Typically, the content of files at a lower label can be read by a user at a higher label. For example, system files and commonly available executables are assigned an ADMIN_LOW label. According to the read down-read equal rule, users who work at any label can read ADMIN_LOW files. As in Oracle Solaris, DAC permissions can prevent read access. Zones also protect files from being read. If a lower-level zone is not mounted, a user in a higher-level zone cannot access the files for reading.
Files that contain data that must not be viewed by regular users, such as system log files and the label_encodings files, are maintained at ADMIN_HIGH. To allow administrators access to protected system files, the ADMIN_LOW and ADMIN_HIGH administrative labels are assigned as the minimum label and clearance for roles.
The labels that are printed on banner, trailer and body pages of print jobs can be customized. Also, accompanying text that appears on the banner and trailer pages can be customized.
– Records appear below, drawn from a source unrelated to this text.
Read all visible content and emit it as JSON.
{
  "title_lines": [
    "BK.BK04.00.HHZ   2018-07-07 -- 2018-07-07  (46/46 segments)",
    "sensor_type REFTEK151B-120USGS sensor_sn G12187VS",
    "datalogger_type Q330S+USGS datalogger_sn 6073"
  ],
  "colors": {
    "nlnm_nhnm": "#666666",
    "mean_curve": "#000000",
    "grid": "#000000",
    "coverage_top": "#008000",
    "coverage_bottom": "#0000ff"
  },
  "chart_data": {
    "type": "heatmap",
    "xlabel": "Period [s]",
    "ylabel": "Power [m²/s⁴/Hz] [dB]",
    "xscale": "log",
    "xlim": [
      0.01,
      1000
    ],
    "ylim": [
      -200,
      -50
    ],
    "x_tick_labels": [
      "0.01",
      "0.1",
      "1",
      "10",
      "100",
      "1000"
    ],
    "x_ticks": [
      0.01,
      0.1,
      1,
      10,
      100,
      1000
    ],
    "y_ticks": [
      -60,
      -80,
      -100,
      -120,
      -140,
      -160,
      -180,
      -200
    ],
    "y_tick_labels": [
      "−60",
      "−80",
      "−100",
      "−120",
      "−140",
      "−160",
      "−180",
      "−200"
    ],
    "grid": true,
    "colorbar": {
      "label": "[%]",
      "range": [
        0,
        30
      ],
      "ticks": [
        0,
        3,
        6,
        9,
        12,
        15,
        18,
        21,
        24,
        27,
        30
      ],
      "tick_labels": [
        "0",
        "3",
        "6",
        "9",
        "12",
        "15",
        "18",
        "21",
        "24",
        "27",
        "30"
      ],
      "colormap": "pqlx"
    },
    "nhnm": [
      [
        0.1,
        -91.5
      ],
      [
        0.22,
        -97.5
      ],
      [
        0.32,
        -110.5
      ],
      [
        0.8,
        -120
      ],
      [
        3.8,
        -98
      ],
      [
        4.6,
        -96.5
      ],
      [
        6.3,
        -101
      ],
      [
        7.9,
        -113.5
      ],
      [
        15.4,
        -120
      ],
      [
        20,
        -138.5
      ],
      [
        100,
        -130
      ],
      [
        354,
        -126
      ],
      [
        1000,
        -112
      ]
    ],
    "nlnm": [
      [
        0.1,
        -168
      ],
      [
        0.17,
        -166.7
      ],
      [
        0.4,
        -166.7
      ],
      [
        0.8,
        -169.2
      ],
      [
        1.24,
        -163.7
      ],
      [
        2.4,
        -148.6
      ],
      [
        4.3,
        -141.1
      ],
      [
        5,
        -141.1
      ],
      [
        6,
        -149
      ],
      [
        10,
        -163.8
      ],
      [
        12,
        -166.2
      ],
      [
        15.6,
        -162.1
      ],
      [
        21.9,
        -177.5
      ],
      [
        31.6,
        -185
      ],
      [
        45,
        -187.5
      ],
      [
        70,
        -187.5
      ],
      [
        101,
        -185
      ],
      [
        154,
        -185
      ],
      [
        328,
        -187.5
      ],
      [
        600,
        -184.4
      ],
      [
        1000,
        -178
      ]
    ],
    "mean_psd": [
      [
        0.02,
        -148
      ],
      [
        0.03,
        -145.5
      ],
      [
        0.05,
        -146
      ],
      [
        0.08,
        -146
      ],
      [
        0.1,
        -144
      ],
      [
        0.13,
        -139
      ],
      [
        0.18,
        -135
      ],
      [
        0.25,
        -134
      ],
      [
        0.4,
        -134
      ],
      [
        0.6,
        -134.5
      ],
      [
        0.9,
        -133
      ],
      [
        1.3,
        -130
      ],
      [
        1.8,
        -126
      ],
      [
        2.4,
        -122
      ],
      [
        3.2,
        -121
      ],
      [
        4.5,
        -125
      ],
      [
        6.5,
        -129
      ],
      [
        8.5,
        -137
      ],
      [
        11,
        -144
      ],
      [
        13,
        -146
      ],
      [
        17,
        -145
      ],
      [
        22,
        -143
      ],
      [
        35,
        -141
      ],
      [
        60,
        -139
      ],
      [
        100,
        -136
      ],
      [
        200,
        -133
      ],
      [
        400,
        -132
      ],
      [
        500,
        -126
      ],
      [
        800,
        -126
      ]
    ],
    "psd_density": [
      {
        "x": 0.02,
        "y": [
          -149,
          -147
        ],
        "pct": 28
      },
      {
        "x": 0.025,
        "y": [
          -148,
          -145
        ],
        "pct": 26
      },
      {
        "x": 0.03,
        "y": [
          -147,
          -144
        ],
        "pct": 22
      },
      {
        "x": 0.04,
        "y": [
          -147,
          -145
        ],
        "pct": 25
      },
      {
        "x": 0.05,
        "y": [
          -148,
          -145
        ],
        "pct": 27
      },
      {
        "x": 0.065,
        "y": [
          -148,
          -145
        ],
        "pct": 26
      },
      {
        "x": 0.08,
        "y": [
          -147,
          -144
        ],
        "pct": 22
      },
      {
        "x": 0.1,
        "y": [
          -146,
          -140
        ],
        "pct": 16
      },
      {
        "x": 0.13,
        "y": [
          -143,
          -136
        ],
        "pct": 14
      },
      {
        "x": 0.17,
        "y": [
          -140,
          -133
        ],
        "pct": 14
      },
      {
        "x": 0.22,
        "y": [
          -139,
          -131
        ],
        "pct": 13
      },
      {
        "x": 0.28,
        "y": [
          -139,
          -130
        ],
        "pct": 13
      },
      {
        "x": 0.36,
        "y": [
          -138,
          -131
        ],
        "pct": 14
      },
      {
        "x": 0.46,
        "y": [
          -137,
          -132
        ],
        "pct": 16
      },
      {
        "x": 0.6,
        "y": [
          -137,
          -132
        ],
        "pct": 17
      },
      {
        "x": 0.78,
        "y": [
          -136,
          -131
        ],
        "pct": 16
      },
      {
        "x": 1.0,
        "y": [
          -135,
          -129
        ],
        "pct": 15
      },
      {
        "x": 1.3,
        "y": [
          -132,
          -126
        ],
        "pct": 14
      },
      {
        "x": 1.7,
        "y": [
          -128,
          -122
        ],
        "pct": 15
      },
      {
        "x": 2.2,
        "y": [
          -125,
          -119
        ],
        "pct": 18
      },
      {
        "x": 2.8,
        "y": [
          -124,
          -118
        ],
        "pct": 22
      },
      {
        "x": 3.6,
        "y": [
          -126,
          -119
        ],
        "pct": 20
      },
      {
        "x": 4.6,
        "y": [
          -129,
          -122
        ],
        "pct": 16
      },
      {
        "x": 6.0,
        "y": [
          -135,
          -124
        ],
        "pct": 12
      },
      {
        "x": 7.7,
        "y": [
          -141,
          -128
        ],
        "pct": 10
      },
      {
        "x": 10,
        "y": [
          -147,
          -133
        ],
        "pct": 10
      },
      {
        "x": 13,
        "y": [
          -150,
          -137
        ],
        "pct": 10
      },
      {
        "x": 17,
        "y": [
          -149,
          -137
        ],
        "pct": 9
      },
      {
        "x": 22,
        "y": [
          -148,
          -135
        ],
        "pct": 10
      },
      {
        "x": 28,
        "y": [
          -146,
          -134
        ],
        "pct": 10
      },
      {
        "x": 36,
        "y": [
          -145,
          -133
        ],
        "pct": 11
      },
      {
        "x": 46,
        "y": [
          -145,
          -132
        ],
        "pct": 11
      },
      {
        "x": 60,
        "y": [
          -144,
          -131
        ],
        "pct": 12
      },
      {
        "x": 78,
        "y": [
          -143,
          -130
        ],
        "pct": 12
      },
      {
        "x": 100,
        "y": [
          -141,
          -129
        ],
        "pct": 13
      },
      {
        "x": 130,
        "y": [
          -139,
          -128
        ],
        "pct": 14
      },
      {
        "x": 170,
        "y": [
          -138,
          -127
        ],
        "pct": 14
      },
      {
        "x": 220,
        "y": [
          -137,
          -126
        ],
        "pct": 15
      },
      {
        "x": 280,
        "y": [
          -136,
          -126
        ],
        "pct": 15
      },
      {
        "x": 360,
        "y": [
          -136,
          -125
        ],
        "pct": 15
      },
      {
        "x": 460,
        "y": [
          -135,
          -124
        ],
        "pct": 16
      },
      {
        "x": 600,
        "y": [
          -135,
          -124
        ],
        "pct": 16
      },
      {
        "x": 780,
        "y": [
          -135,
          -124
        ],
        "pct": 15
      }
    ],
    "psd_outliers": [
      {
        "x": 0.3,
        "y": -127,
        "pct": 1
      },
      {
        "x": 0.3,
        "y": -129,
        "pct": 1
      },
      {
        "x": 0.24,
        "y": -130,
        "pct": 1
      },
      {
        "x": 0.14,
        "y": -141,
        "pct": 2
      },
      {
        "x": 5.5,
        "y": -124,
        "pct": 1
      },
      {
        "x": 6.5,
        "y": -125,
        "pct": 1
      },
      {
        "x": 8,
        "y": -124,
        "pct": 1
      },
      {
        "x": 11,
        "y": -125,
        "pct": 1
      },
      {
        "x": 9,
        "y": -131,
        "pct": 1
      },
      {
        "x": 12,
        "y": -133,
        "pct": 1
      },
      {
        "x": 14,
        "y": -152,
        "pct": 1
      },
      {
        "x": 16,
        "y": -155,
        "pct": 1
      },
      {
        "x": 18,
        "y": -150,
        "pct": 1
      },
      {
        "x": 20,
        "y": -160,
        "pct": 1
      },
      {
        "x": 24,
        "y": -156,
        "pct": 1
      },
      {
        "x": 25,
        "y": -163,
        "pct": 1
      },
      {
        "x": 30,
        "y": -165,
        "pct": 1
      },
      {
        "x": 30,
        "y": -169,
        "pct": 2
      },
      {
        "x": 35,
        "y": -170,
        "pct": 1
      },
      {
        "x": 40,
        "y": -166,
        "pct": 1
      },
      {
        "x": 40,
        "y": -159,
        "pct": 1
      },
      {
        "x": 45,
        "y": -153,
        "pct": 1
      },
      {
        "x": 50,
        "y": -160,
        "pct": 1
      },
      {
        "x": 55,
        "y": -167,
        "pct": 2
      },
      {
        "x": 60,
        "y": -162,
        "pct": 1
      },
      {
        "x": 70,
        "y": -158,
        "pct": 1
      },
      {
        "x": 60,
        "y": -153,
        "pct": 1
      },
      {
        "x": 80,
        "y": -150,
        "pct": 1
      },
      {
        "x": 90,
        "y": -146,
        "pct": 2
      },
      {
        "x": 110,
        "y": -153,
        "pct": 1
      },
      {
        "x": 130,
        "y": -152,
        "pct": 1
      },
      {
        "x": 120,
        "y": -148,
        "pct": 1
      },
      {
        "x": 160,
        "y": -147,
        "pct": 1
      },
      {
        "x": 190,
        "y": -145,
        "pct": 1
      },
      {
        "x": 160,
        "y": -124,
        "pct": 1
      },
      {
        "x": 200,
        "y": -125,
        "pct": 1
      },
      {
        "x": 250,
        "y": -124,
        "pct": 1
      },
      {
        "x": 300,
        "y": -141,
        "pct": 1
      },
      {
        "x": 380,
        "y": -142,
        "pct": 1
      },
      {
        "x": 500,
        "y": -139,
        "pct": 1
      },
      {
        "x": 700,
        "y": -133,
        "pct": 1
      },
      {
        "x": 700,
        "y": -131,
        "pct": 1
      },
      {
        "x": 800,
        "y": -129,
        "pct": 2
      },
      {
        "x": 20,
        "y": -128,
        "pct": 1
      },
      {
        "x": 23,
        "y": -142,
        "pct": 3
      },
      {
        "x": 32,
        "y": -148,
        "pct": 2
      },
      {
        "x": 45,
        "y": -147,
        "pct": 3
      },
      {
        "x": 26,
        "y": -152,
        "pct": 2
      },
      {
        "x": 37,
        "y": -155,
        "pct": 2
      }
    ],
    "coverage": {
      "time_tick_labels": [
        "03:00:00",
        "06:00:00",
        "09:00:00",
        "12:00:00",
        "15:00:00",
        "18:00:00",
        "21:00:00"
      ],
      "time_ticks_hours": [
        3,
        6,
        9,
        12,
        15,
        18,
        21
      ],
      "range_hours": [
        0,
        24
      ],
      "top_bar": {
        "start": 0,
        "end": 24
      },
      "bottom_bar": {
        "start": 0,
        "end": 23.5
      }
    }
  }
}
For more information, see Chapter 4, Labeling Printer Output (Tasks).
The authorization to upgrade information to a label that dominates the label of the current information is called the Upgrade File Label authorization. The authorization that is used to downgrade information to a label that is lower than the label of the current information is called the Downgrade File Label authorization. For definitions of these authorizations, use the getent auth_attr command.
Label translation occurs whenever programs manipulate labels. Labels are translated to and from the textual strings to the internal representation. For example, when a program such as getlabel obtains the label of a file, before the label can be displayed to the user, the internal representation of the label is translated into readable output, that is, into a textual string. When the setlabel program sets a label specified on the command line, the textual string (that is, the label's name) is translated into the label's internal representation. Trusted Extensions permits label translations only if the calling process's label dominates the label that is to be translated. If a process attempts to translate a label that the process's label does not dominate, the translation is disallowed. The sys_trans_label privilege is required to override this restriction.